Subsequent Elections:
I understand that the Committee may permit me, pursuant to a subsequent deferral election, to further defer all of the amounts I have elected to defer pursuant to this Deferral Election Form, but that any such additional election shall be permitted only if and to the extent authorized by the Committee and, if permitted, shall be subject to such limitations and restrictions as the Committee may prescribe. Any such subsequent elections will be subject to the conditions set forth in Section 409A of the Code relating to subsequent elections, including the conditions that such subsequent elections (i) shall not take effect until at least 12 months after the date on which the subsequent election is made, (ii) shall provide for an additional deferral of the amounts subject to the subsequent election for a period of not less than five years from the date such amounts would otherwise have been settled and paid pursuant to the deferral election then in effect and (iii) must be made not less than 12 months before the date the Restricted Stock Units (and any dividend equivalents) would have been settled and paid pursuant to the deferral election then in effect. I further understand that if the Committee permits such subsequent election, any such subsequent election that I make will become irrevocable as of the deadline for making the subsequent election. If permitted, any such subsequent elections shall be made pursuant to a subsequent election form provided separately by the Company.

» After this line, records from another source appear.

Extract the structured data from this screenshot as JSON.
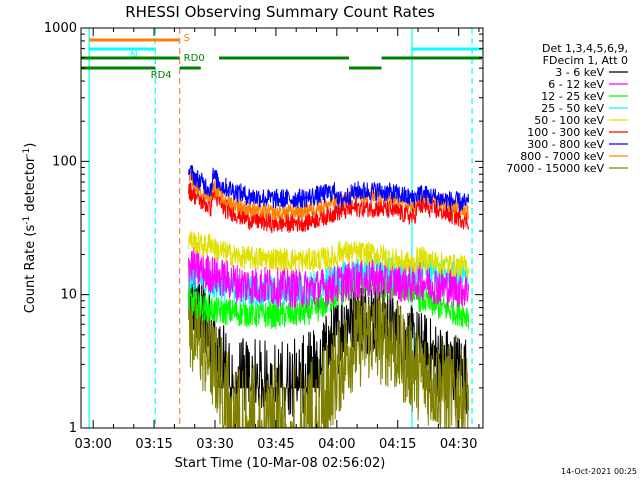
{
  "chart_data": {
    "type": "line",
    "title": "RHESSI Observing Summary Count Rates",
    "xlabel": "Start Time (10-Mar-08 02:56:02)",
    "ylabel_parts": [
      "Count Rate (s",
      "-1",
      " detector",
      "-1",
      ")"
    ],
    "yscale": "log",
    "ylim": [
      1,
      1000
    ],
    "xlim_minutes": [
      -3,
      96
    ],
    "x_unit": "minutes after 03:00",
    "x_ticks": [
      {
        "label": "03:00",
        "value": 0
      },
      {
        "label": "03:15",
        "value": 15
      },
      {
        "label": "03:30",
        "value": 30
      },
      {
        "label": "03:45",
        "value": 45
      },
      {
        "label": "04:00",
        "value": 60
      },
      {
        "label": "04:15",
        "value": 75
      },
      {
        "label": "04:30",
        "value": 90
      }
    ],
    "y_ticks": [
      {
        "label": "1",
        "value": 1
      },
      {
        "label": "10",
        "value": 10
      },
      {
        "label": "100",
        "value": 100
      },
      {
        "label": "1000",
        "value": 1000
      }
    ],
    "legend_header": [
      "Det 1,3,4,5,6,9,",
      "FDecim 1, Att 0"
    ],
    "legend_placement": "right",
    "timestamp": "14-Oct-2021 00:25",
    "data_start_minutes": 23.5,
    "data_end_minutes": 92.5,
    "series": [
      {
        "name": "3 - 6 keV",
        "color": "#000000",
        "points": [
          [
            23.5,
            8.5
          ],
          [
            26,
            8
          ],
          [
            28,
            6
          ],
          [
            30,
            4.5
          ],
          [
            32,
            3
          ],
          [
            36,
            2.4
          ],
          [
            45,
            2.3
          ],
          [
            52,
            2.5
          ],
          [
            56,
            3.2
          ],
          [
            60,
            4.8
          ],
          [
            63,
            7
          ],
          [
            68,
            7
          ],
          [
            73,
            6
          ],
          [
            76,
            4.5
          ],
          [
            80,
            4
          ],
          [
            86,
            3
          ],
          [
            92.5,
            2.5
          ]
        ],
        "noise": 0.1,
        "floor": 2,
        "floor_from": 30,
        "floor_to": 56
      },
      {
        "name": "6 - 12 keV",
        "color": "#ff00ff",
        "points": [
          [
            23.5,
            17
          ],
          [
            27,
            15
          ],
          [
            30,
            14
          ],
          [
            36,
            12
          ],
          [
            45,
            11.5
          ],
          [
            52,
            11
          ],
          [
            56,
            11.2
          ],
          [
            60,
            12
          ],
          [
            65,
            13
          ],
          [
            70,
            13
          ],
          [
            75,
            12.5
          ],
          [
            79,
            12
          ],
          [
            80,
            13
          ],
          [
            86,
            11.5
          ],
          [
            92.5,
            11
          ]
        ],
        "noise": 0.05
      },
      {
        "name": "12 - 25 keV",
        "color": "#00ff00",
        "points": [
          [
            23.5,
            9
          ],
          [
            27,
            8
          ],
          [
            30,
            7.6
          ],
          [
            36,
            7.3
          ],
          [
            45,
            7
          ],
          [
            52,
            7.3
          ],
          [
            56,
            8
          ],
          [
            60,
            10
          ],
          [
            65,
            12
          ],
          [
            70,
            12
          ],
          [
            75,
            11.5
          ],
          [
            79,
            11
          ],
          [
            80,
            9.5
          ],
          [
            86,
            8
          ],
          [
            92.5,
            7
          ]
        ],
        "noise": 0.035
      },
      {
        "name": "25 - 50 keV",
        "color": "#00ffff",
        "points": [
          [
            23.5,
            14
          ],
          [
            27,
            13
          ],
          [
            30,
            12
          ],
          [
            36,
            11
          ],
          [
            45,
            10.5
          ],
          [
            52,
            11
          ],
          [
            56,
            12
          ],
          [
            60,
            13
          ],
          [
            65,
            14.5
          ],
          [
            70,
            15
          ],
          [
            75,
            14
          ],
          [
            79,
            13
          ],
          [
            80,
            16
          ],
          [
            86,
            14
          ],
          [
            92.5,
            13.5
          ]
        ],
        "noise": 0.04
      },
      {
        "name": "50 - 100 keV",
        "color": "#e0e000",
        "points": [
          [
            23.5,
            26
          ],
          [
            26,
            24
          ],
          [
            28,
            23
          ],
          [
            29,
            25
          ],
          [
            30,
            22
          ],
          [
            36,
            19
          ],
          [
            45,
            18.5
          ],
          [
            52,
            18
          ],
          [
            56,
            18.5
          ],
          [
            60,
            19
          ],
          [
            60.3,
            21
          ],
          [
            65,
            20.5
          ],
          [
            70,
            20
          ],
          [
            75,
            18
          ],
          [
            79,
            17
          ],
          [
            80,
            19
          ],
          [
            86,
            17
          ],
          [
            92.5,
            16
          ]
        ],
        "noise": 0.03
      },
      {
        "name": "100 - 300 keV",
        "color": "#ff0000",
        "points": [
          [
            23.5,
            62
          ],
          [
            26,
            52
          ],
          [
            29,
            45
          ],
          [
            29.4,
            60
          ],
          [
            32,
            45
          ],
          [
            38,
            37
          ],
          [
            45,
            34
          ],
          [
            52,
            35
          ],
          [
            56,
            38
          ],
          [
            60,
            42
          ],
          [
            65,
            45
          ],
          [
            70,
            45
          ],
          [
            75,
            42
          ],
          [
            79,
            38
          ],
          [
            80,
            47
          ],
          [
            86,
            42
          ],
          [
            92.5,
            36
          ]
        ],
        "noise": 0.025
      },
      {
        "name": "300 - 800 keV",
        "color": "#0000ff",
        "points": [
          [
            23.5,
            85
          ],
          [
            26,
            72
          ],
          [
            29,
            62
          ],
          [
            29.4,
            78
          ],
          [
            32,
            65
          ],
          [
            38,
            55
          ],
          [
            45,
            52
          ],
          [
            52,
            53
          ],
          [
            56,
            56
          ],
          [
            60,
            60
          ],
          [
            60.3,
            50
          ],
          [
            65,
            60
          ],
          [
            70,
            60
          ],
          [
            75,
            57
          ],
          [
            79,
            52
          ],
          [
            80,
            58
          ],
          [
            86,
            52
          ],
          [
            92.5,
            48
          ]
        ],
        "noise": 0.025
      },
      {
        "name": "800 - 7000 keV",
        "color": "#ff8000",
        "points": [
          [
            23.5,
            80
          ],
          [
            26,
            63
          ],
          [
            29,
            55
          ],
          [
            29.4,
            68
          ],
          [
            32,
            52
          ],
          [
            38,
            44
          ],
          [
            45,
            41
          ],
          [
            52,
            43
          ],
          [
            56,
            46
          ],
          [
            60,
            50
          ],
          [
            65,
            55
          ],
          [
            70,
            56
          ],
          [
            75,
            52
          ],
          [
            79,
            47
          ],
          [
            80,
            56
          ],
          [
            86,
            50
          ],
          [
            92.5,
            42
          ]
        ],
        "noise": 0.02
      },
      {
        "name": "7000 - 15000 keV",
        "color": "#808000",
        "points": [
          [
            23.5,
            6
          ],
          [
            27,
            4
          ],
          [
            30,
            2.8
          ],
          [
            33,
            1.8
          ],
          [
            36,
            1.4
          ],
          [
            45,
            1.3
          ],
          [
            52,
            1.4
          ],
          [
            56,
            1.7
          ],
          [
            60,
            2.6
          ],
          [
            63,
            4
          ],
          [
            68,
            5
          ],
          [
            73,
            4.5
          ],
          [
            76,
            3.5
          ],
          [
            80,
            2.6
          ],
          [
            86,
            2
          ],
          [
            92.5,
            1.6
          ]
        ],
        "noise": 0.12,
        "floor": 1,
        "floor_from": 33,
        "floor_to": 58
      }
    ],
    "vlines": [
      {
        "x": -1,
        "color": "#00ffff",
        "style": "solid"
      },
      {
        "x": 15.3,
        "color": "#00ffff",
        "style": "dashed"
      },
      {
        "x": 21.3,
        "color": "#ff8040",
        "style": "dashed"
      },
      {
        "x": 78.5,
        "color": "#00ffff",
        "style": "solid"
      },
      {
        "x": 93.3,
        "color": "#00ffff",
        "style": "dashed"
      }
    ],
    "flag_bars": [
      {
        "label": "S",
        "color": "#ff8000",
        "y": 1.2,
        "segments": [
          [
            -1,
            21.3
          ]
        ]
      },
      {
        "label": "N",
        "color": "#00ffff",
        "y": 2.1,
        "segments": [
          [
            -1,
            15.3
          ],
          [
            78.5,
            96
          ]
        ]
      },
      {
        "label": "RD0",
        "color": "#008000",
        "y": 3,
        "segments": [
          [
            -3,
            21.3
          ],
          [
            31,
            63
          ],
          [
            71,
            96
          ]
        ]
      },
      {
        "label": "RD4",
        "color": "#008000",
        "y": 4,
        "segments": [
          [
            -3,
            15.3
          ],
          [
            21.3,
            26.5
          ],
          [
            63,
            71
          ]
        ]
      }
    ]
  }
}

SECTION 3 — ACKNOWLEDGEMENT AND AUTHORIZATION
I acknowledge and agree that I have received and reviewed a copy of the Plan and my award agreement and I hereby agree to defer payment of my Restricted Stock Units (and any related dividend equivalents) as indicated in Section 2 above and I understand that I relinquish any right to receive delivery of shares with respect to these Restricted Stock Units (and payment of any related dividend equivalents) until the date or event I elected above.
I understand that, except as otherwise provided in the following sentence, this Deferral Election Form must be filed with The Newport Group on or before the last day of the calendar year (or such earlier date as the Committee may prescribe) that precedes the calendar year in which the Restricted Stock Units are granted to me. Pursuant to transition relief under Section 409A of the Code, in 2008, I may elect to change the time of delivery of the Restricted Stock Units that are granted to me in 2008 (and payment of related dividend equivalents) by filing this Deferral Election Form with The Newport Group in 2008 on or prior to the deadline established by the Committee; provided, however that if my Restricted Stock Units (and any dividend equivalents) become vested in 2008 pursuant to Section 3 of my Restricted Stock Unit award agreement (or otherwise), any such deferral election made pursuant to transition relief in 2008 shall be void and of no effect to the extent it would cause an amount to be delivered or paid later than calendar year 2008. I further understand that the election I made in Section 2 above becomes irrevocable on the latest permitted date for filing this Deferral Election Form as described above and may not be accelerated, revoked or modified except as otherwise permitted under Section 409A of the Code, and the Plan.
I agree that my successors in interest and my assigns and all persons claiming under me shall, to the extent consistent with applicable law, be bound by the statements contained herein and by the provisions of the Plan as they now exist and as they may be amended from time to time.
I have read and understand this Deferral Election Form and hereby authorize the Company to take all actions indicated on this form.